Freedom's pitfallsBy Arnaud de Borchgrave
December 31, 2005
PALM BEACH, Fla. -- At the risk of inflicting a mild case of gastric distress, democratic elections do not always work as prophylactics to safeguard freedom.
Iraq's national balloting has produced a widely predicted three-way split with Iran the clear winner. Iraqi commentator Ghassan Attiyah remarked, "In 21/2 years, Bush has succeeded in creating two new Talibans in Iraq."
Its candidates defeated, the pro-Western, secular, unitary state has bitten the sand. People voted their ethnic and sectarian identities. Fundamentalist Shi'ites are now dominant. Washington's hopes for former Prime Minister Iyad Allawi and his secular coalition, and the neoconservatives' support for maverick Ahmad Chalabi, the current deputy prime minister, evaporated in the ballot box.

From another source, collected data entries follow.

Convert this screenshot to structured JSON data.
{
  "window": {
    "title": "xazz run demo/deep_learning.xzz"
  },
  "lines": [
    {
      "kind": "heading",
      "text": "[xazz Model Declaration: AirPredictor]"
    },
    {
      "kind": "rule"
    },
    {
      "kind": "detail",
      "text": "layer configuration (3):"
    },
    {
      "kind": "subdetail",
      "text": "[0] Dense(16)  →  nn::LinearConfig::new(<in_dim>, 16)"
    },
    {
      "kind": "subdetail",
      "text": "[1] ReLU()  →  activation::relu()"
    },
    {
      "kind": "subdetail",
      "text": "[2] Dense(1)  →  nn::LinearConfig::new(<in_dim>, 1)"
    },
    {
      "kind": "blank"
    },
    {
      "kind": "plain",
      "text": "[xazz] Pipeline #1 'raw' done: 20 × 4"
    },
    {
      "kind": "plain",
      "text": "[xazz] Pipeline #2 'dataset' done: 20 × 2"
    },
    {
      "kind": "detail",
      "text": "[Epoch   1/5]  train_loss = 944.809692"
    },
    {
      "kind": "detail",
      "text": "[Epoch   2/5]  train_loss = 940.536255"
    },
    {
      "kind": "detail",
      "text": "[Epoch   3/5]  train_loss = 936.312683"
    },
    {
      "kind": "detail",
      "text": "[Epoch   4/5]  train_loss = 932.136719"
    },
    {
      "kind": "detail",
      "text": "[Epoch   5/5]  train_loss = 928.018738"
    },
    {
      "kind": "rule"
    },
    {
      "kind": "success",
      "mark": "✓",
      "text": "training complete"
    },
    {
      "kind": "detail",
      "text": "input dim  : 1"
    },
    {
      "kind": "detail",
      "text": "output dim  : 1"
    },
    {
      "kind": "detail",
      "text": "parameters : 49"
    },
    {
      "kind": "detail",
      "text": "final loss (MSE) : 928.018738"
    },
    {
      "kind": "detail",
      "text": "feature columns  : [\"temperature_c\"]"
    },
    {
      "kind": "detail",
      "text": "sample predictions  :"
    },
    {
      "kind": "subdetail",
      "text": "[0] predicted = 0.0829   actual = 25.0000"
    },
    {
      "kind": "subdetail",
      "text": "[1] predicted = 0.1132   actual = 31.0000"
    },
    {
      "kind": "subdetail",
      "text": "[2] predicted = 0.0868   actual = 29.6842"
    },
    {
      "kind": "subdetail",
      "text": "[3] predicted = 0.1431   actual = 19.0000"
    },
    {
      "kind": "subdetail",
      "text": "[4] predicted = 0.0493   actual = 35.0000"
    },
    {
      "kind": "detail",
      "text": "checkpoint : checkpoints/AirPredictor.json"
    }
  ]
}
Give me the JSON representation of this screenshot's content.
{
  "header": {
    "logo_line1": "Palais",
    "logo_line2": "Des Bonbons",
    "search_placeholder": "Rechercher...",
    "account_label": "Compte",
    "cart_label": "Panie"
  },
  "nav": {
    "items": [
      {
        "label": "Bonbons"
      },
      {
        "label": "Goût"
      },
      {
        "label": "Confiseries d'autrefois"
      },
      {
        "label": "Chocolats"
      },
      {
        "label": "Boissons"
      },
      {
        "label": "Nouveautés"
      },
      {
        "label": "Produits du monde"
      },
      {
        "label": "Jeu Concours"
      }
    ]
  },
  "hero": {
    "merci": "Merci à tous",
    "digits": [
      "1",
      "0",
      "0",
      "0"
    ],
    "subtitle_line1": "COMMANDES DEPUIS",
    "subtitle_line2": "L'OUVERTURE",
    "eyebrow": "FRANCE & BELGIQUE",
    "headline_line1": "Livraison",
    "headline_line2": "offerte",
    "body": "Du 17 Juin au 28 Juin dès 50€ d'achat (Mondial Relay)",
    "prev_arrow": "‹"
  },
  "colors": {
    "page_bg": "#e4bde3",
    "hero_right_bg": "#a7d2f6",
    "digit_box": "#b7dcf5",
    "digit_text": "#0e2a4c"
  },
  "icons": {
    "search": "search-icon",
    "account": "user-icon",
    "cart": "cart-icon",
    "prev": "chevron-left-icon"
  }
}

The minority Sunnis also have their fundamentalists. They have now opted for a leaf from the book of "democratic terrorists" written by Hezbollah in Lebanon and Hamas in Gaza and the West Bank. The Sunni insurgency will continue, but it will have a democratic wing that sits in parliament, much as Hamas plans to sit in a new Palestinian parliament and Hezbollah sits in the Lebanese parliament while Iran funds its military component.
Gunrunning and narcotics trafficking supplements Iran's stipend. The Kurds are now in a position to slowly muscle the Arabs out of Kirkuk, the key to control of the northern oil fields, the city where Saddam Hussein had muscled the Arabs in.
In the south, the Bush administration is now dependent on the whims of Iranian President Mahmoud Ahmadinejad. The former Tehran mayor recently displayed his dispassionate level-headedness by declaring Israel should be wiped off the map and that the World War II murder of 6 million Jews never occurred.